You’ll likely know Action vs Medical Accidents as an independent charity which supports those adversely impacted by avoidable medical accidents and campaigns to improve patient safety and minimise future harm. This week it issued its new five-year strategy and is keen to hear feedback.

AvMA is particularly interested in hearing about ways you could help support its work and deliver its strategy, especially any specific projects it has identified as priorities. More information and how to provide feedback is available here.

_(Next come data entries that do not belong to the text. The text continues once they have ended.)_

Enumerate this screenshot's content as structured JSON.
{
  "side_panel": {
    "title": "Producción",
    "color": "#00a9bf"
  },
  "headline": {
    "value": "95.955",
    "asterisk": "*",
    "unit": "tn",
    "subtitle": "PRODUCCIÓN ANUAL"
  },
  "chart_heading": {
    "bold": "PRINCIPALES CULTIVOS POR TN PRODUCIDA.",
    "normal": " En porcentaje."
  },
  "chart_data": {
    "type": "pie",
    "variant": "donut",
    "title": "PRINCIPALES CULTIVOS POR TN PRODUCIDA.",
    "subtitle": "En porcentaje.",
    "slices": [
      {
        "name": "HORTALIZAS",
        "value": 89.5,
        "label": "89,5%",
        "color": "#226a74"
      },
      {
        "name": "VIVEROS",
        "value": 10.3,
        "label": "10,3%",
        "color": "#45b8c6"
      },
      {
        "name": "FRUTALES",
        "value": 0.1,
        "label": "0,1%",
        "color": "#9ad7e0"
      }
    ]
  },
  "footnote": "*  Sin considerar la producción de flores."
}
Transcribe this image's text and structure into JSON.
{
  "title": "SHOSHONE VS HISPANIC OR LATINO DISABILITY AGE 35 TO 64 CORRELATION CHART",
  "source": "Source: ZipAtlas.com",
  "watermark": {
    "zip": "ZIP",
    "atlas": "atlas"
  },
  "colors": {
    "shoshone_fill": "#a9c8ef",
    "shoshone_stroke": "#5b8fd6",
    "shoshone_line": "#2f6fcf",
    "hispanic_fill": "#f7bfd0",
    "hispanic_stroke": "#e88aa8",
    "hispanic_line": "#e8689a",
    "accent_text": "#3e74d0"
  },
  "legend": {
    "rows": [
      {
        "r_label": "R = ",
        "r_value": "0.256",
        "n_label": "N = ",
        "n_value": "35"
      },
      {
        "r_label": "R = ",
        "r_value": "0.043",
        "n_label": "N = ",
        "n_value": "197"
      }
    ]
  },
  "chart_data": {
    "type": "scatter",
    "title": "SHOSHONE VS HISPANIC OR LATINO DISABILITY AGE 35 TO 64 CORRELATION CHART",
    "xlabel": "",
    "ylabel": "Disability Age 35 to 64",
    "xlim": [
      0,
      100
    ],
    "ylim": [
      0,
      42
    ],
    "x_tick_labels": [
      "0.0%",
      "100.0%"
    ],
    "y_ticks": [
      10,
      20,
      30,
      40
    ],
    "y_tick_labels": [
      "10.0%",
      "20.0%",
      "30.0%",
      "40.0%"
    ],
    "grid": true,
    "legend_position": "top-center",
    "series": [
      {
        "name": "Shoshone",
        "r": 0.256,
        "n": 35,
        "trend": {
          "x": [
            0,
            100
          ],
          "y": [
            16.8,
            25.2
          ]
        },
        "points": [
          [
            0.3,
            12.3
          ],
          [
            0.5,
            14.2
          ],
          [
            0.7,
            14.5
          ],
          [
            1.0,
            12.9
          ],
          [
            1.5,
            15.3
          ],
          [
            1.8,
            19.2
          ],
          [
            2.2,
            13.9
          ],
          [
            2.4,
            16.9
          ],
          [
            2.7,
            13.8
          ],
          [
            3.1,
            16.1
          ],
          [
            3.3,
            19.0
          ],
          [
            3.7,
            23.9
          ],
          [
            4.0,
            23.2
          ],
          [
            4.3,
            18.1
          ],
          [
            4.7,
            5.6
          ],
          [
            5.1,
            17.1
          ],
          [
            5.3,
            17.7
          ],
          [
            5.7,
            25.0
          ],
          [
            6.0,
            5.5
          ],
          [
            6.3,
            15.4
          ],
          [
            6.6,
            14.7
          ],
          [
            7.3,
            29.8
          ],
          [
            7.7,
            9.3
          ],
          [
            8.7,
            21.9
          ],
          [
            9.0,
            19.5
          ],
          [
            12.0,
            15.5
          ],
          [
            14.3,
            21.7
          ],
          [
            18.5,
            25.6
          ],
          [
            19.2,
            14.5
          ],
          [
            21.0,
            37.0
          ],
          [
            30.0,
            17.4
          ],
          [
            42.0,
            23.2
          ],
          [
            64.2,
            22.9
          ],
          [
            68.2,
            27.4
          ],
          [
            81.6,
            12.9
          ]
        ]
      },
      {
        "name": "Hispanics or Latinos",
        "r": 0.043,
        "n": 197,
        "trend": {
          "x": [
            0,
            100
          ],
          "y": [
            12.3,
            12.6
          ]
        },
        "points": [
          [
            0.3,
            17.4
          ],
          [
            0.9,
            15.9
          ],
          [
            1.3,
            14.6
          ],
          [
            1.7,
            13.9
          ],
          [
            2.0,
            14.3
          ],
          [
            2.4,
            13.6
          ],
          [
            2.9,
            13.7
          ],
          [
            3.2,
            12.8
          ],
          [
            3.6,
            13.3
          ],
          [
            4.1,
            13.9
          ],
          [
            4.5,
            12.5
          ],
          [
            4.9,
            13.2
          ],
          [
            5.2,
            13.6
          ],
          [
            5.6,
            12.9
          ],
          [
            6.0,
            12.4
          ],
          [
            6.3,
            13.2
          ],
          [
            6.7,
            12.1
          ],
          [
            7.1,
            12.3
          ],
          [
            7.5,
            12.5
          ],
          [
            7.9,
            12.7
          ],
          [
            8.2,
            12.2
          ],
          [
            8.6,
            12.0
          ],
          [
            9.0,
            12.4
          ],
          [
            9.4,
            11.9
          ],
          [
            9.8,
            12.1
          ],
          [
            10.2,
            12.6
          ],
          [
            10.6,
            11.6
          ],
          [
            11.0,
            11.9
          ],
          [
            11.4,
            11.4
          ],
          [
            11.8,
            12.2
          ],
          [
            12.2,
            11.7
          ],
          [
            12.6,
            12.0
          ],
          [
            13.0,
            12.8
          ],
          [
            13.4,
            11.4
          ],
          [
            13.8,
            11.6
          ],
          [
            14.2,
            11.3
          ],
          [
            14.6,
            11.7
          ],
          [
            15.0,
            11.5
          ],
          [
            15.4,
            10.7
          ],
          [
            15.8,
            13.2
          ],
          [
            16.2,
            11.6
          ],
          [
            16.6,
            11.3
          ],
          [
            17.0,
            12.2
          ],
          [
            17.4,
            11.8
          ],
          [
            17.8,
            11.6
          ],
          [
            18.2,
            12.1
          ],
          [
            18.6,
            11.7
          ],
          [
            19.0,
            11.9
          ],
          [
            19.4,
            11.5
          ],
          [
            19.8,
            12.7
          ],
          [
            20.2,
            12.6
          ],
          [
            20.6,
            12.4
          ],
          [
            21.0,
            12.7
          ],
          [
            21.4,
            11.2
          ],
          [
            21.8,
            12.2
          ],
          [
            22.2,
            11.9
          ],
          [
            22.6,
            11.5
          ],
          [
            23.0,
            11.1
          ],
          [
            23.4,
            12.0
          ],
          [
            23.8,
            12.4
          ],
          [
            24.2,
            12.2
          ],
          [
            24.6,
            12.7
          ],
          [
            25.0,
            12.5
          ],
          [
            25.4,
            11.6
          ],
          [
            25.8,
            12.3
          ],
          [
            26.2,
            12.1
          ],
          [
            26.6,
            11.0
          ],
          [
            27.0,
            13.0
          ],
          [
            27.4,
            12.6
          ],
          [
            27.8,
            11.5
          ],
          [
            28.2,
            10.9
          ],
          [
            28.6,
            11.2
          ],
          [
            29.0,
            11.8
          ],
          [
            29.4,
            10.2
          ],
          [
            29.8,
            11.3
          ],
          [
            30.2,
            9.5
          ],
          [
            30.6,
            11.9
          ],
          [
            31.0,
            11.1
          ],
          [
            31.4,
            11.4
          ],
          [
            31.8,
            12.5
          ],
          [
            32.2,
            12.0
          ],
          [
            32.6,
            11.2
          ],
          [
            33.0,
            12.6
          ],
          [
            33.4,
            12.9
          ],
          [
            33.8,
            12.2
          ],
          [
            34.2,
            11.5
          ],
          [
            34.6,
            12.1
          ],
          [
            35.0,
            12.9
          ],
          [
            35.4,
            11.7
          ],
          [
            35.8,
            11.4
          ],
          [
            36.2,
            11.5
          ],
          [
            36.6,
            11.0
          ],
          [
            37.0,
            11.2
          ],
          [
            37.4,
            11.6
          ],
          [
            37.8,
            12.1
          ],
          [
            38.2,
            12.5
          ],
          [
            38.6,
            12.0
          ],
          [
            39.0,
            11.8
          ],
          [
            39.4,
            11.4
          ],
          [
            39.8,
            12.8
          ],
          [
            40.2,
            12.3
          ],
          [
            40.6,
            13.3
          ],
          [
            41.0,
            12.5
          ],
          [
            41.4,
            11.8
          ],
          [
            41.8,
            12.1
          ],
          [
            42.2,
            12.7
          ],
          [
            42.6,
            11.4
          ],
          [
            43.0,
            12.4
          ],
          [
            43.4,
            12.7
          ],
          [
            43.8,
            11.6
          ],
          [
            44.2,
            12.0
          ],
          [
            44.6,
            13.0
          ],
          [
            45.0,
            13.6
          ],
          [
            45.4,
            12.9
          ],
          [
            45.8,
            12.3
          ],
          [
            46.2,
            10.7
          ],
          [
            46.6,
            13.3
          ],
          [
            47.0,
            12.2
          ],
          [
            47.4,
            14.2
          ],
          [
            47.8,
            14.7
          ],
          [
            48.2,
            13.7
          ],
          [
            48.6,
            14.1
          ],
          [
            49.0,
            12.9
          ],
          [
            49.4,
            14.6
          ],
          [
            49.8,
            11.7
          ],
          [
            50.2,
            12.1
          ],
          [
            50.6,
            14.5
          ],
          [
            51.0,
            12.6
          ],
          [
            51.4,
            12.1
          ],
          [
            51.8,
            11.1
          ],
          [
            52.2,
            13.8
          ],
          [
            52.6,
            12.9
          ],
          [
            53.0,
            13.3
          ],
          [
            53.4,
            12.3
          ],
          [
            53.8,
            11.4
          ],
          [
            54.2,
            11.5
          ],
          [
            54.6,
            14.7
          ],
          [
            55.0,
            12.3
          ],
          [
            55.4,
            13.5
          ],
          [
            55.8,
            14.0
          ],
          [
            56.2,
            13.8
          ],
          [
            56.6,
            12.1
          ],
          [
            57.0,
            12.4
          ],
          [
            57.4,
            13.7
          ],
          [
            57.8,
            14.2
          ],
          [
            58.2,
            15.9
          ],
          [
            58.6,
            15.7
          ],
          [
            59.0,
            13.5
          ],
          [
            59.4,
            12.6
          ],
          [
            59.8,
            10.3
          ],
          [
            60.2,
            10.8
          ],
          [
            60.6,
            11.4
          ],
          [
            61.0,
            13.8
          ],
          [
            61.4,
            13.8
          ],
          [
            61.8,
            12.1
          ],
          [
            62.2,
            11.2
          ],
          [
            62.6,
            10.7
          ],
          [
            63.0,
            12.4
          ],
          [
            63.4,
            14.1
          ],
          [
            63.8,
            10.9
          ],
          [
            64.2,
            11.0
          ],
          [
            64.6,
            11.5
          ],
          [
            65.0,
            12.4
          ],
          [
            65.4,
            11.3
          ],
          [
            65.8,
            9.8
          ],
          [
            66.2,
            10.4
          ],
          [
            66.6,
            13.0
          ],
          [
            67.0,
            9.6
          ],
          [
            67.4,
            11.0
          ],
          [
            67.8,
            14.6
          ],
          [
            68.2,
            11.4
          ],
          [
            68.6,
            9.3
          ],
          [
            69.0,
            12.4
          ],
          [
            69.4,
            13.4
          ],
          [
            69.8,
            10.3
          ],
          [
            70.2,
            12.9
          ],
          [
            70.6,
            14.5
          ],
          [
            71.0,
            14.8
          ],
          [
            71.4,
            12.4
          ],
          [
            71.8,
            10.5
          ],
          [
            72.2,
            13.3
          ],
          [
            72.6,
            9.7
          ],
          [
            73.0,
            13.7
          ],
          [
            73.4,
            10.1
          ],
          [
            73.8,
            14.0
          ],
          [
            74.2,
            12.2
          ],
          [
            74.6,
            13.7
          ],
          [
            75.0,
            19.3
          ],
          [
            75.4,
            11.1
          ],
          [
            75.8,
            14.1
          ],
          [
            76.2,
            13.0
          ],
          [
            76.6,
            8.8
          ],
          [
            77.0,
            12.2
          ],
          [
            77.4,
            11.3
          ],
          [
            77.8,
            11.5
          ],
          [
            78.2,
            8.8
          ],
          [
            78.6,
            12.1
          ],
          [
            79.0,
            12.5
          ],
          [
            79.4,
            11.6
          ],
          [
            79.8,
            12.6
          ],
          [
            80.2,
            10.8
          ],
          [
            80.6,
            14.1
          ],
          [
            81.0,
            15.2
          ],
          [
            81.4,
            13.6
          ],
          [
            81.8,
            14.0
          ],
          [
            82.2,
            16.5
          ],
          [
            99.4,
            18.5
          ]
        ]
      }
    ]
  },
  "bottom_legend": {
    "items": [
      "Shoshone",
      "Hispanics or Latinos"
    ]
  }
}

As someone who has personally been helped by AvMA at a very difficult time, I know the huge value of the work they do and the difference it makes.

Sands and Tommy’s Joint Policy Unit call for evidence

The Sands and Tommy’s Joint Policy Unit has launched an important call for evidence to help identify “what is needed to make progress on key themes from previous reports and reviews into the safety of maternity and neonatal services”, “the key policy changes needed to make progress”, and what changes may help deliver safer maternity and neonatal care in the areas identified by their work.

Martha’s Rule is here!

This newsletter regularly covers developments with Martha’s rule – a hugely important initiative and milestone for patient safety. As many trusts are moving towards implementation, a brilliant summary of how Martha’s Rule should work (from Bradford Teaching Hospitals) was shared on X by Martha’s mum Merope.

Patients as Partners

Patient safety commissioner Henrietta Hughes has written an excellent blog summarising key messages from the Global Ministerial Summit in Chile last month. The blog includes (one of my patient safety hero’s and a founder of the patient safety movement in England and internationally)  Sir Liam Donaldson’s call for action, which includes building ”solidarity with victims of harm”. In a system that too often compounds the harm of those affected by patient safety incidents, this is an area I truly hope all can prioritise.

SEIPS Masterclass – Places Available!

The Patient Safety Incident Response Framework promotes a range of system-based approaches for learning from patient safety incidents, including Systems Engineering Initiative for Patient Safety. The Clinical Human Factors Group is running an online training course, delivered by the brilliant Dawn Benson, providing an introduction to SEIPs and how to apply it on 17 May, with places still available to book

Countdown to Congress!

We are another two weeks closer to the HSJ Patient Safety Congress (16 and 17 September in Manchester) and the programme is looking better than ever. As you would expect, this year maternity safety features prominently, with sessions covering key areas such as:

  • Learning from maternity investigations and tools to improve and deliver safety;
  • Learning from Nottingham and delivering maternity improvement across providers;
  • A human factor training strategy to embed a systems-based approach: sustainably empowering frontline maternity staff to improve safety;
  • Having a voice and being heard: highlighting the long-term impacts of birth trauma and risks around health inequalities in maternity; and
  • Unpicking key outcomes of the cross-party birth trauma inquiry and next steps.

The latest version of the congress programme and details of how to enrol are available here. I hope to see many of you there!

Before signing off, some brief personal reflections. Having worked in the patient safety space for some years, I must admit sometimes it feels like an uphill struggle with more reasons to be pessimistic than optimistic. However, conversations with friends and colleagues this week have reminded me just how many good people are working towards positive change and that safe, kind and compassionate healthcare is delivered day in, day out, mostly unnoticed.

When things do go wrong, however, the consequences can be profound and tragic. Parents and families often express their guilt and regret for “trusting the professionals” – yet they had every right to do so. In the past, patient safety has rightly focused on efforts to prevent future harm, but as Sir Liam Donaldson says, in the future, it must also encompass restoring broken trust and building solidarity with those who have been harmed – a vital part of the solution.

That’s all for this edition. Please look out for our next edition in two weeks. In the meantime, thanks for reading, enjoy the bank holiday weekend and stay safe.